S_Parc wrote: ↑June 21st, 2018, 6:07 pm
Winston wrote: ↑June 21st, 2018, 5:40 pm
Ok well then what is your f***ing problem
@S_Parc? Why are you bashing me and hating on me for no reason? What did I ever do to you? I know one thing for sure: Happy healthy people do not go on forums bashing someone who never wronged them the way you are doing now. Only unhappy insecure people do that kind of thing. A man of true strength, like Chuck Norris or Steven Seagal or Sylvester Stallone, would never do that. They try to make people stronger like them and bring them up. Happy people try to SHARE their happiness with others. Only unhappy people try to bring them down. Even a Christian fanatic like
@Adama can see that. I certainly would never bash or attack someone that never wronged me. Especially if he's honest and genuine and seeks knowledge and wisdom, which are traits I admire.
I think you can guess ... I know of many Pisces. And yes, I'd heard about all the soulmate stuff but yet, I see a trail of failed relationships, unhappy ex's, children
you name it.
I'd come up with a notion, years ago I'd noticed that for the most part, ppl make the most significant changes between the ages of 28 and 35-38 but not so much afterwards. It's called being 'set in one's ways'.
So where are we? ... I'm now nearing 40 and you, are halfway towards 50, but are still going to Angeles City (& such parks), instead of having a Taiwanese wife or long term GF.
For a site known as HA, this doesn't sound like a destination but a path, not well thought out. Perhaps that long term relationship thing isn't in your cards along with others on this forum? If so, then what's so difficult about accepting it?
As you've stated, you don't fit into the way *the ppl of the world* are, then perhaps you need to recognize that one's age bracket, does set society's expectations (even outside of America). A man 40+, without a wife (or prior wife) is not seen as long term relationship material for a number of women out there. Sure, there are exceptions and such but on the whole, that's the way the world is.
I'm a Pisces with Scorpio rising and Gemini moon. That means two water signs and one air sign. Geminis are also wanderers and two faced too. So I don't have an earth sign to stabilize me. That means I'm like a cloud or free floater, ala Momopi's "tree, grass, cloud" analogy.
Well dickface, not everything is my fault. I wanted a wife in China when I was 40, but God kept blocking me. I swear. Something kept holding me back. Some higher power. If it happens to you, you will know it for sure. It happened to me. Maybe it was for my own good, since I wouldn't make a good husband for them either. And all the open minded freespirited Asian girls want white guys. Hence the dilemma in the other thread.
So my life is f***ed and off track. What do you want me to do? Kill myself? Why are you trying to make me feel like shit about it? Do you get off on making other guys feel like shit? If so you are a BAD HA bro and I ought to deck you and punch your lights out, cause you deserve it, f***ing asshole.
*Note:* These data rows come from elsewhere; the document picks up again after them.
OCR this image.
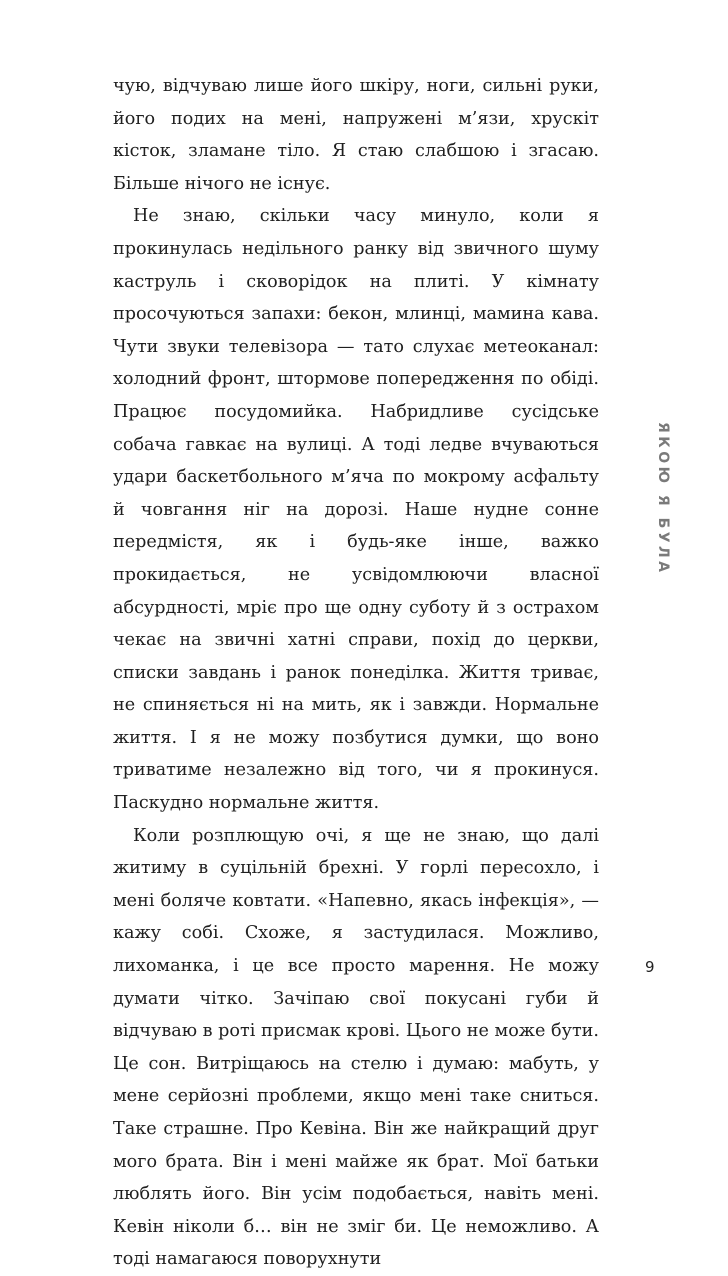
чую, відчуваю лише його шкіру, ноги, сильні руки, його подих на мені, напружені м’язи, хрускіт кісток, зламане тіло. Я стаю слабшою і згасаю. Більше нічого не існує.

Не знаю, скільки часу минуло, коли я прокинулась недільного ранку від звичного шуму каструль і сковорідок на плиті. У кімнату просочуються запахи: бекон, млинці, мамина кава. Чути звуки телевізора — тато слухає метеоканал: холодний фронт, штормове попередження по обіді. Працює посудомийка. Набридливе сусідське собача гавкає на вулиці. А тоді ледве вчуваються удари баскетбольного м’яча по мокрому асфальту й човгання ніг на дорозі. Наше нудне сонне передмістя, як і будь-яке інше, важко прокидається, не усвідомлюючи власної абсурдності, мріє про ще одну суботу й з острахом чекає на звичні хатні справи, похід до церкви, списки завдань і ранок понеділка. Життя триває, не спиняється ні на мить, як і завжди. Нормальне життя. І я не можу позбутися думки, що воно триватиме незалежно від того, чи я прокинуся. Паскудно нормальне життя.

Коли розплющую очі, я ще не знаю, що далі житиму в суцільній брехні. У горлі пересохло, і мені боляче ковтати. «Напевно, якась інфекція», — кажу собі. Схоже, я застудилася. Можливо, лихоманка, і це все просто марення. Не можу думати чітко. Зачіпаю свої покусані губи й відчуваю в роті присмак крові. Цього не може бути. Це сон. Витріщаюсь на стелю і думаю: мабуть, у мене серйозні проблеми, якщо мені таке сниться. Таке страшне. Про Кевіна. Він же найкращий друг мого брата. Він і мені майже як брат. Мої батьки люблять його. Він усім подобається, навіть мені. Кевін ніколи б… він не зміг би. Це неможливо. А тоді намагаюся поворухнути

ЯКОЮ Я БУЛА
9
Right now I'm in my parents place in Chiayi, Taiwan. The energy here is very bad. Everyone is uptight and unfriendly and wants to be left alone and cannot socialize normally. It's like an antimatter universe. Very toxic. There's a vortex here called Tropic of Cancer. Maybe that's why. A negative vortex. I can certainly feel a negative energy here. It makes me restless and anxious and uptight all the time, and shortens my temper, kind of like California does. LA is like that too, the vibe shortens your temper for some reason.
So then I go to Angeles City, which is fun, but is toxic too in a different way. The men are atheists mostly and only care about hedonism. And the women only want your money. If I go to Vegas, also negative unfriendly place too. So I'm stuck in a vicious circle. With bad luck. And the universe likes to block me a lot too, for some reason.
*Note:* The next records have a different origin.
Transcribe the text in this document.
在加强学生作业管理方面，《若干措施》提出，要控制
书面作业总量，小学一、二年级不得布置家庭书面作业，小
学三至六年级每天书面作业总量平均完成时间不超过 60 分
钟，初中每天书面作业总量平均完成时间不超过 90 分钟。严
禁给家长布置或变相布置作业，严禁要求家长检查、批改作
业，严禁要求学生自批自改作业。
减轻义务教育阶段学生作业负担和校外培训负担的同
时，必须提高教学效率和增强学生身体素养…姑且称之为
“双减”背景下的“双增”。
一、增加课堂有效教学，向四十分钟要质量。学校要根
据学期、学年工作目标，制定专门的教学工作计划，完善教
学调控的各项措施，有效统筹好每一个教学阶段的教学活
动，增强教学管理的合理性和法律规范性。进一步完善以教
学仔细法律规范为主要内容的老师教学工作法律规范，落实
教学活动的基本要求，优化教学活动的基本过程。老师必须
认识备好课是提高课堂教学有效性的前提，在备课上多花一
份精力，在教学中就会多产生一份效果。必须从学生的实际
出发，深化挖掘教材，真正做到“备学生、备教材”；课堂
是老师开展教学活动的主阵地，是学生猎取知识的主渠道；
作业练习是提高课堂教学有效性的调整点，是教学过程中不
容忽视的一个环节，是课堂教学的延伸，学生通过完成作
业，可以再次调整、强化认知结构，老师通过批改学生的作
If only this, if only that.... then maybe I wouldn't be in this cycle. I could go on for hours.
There are tons of stuff to do. I gotta fix many website problems, write a book and publish it, make documentaries, make YouTube videos about a lot of stuff, waste time replying to stupid posts here in the forum too, write groundbreaking essays that will answer timeless questions and mysteries based on my research, etc. How can I ever get anything done? There are not many hours in the day, the days feel shorter, and I keep needing 11 hours of sleep for some unknown reason. A lot of weird stuff is against me, and as atheists have pointed out, free will is an illusion for the most part. So we don't even have much free will.
A lot is riding against me. You are only making things worse. Do you get off on that? If so you are sick and sadistic and I ought to punch your lights out. When will you be around so we can meet so I can kick your ass? There are lots of assholes on the internet like you. Why am I even bothering to respond to you? If I replied to every asshole online, nothing would ever get done. I'm already backed up by a decade. I should have returned to Europe in 2006. If you can't slow down time or reverse time, then stop wasting my time asshole.
I can't f***ing believe it's already 2018! Time is moving way too f***ing fast! My mind is still in the era of 10 years ago. Stop trying to make me feel like shit you f***ing asshole! You are one miserable son of a bitch for sure!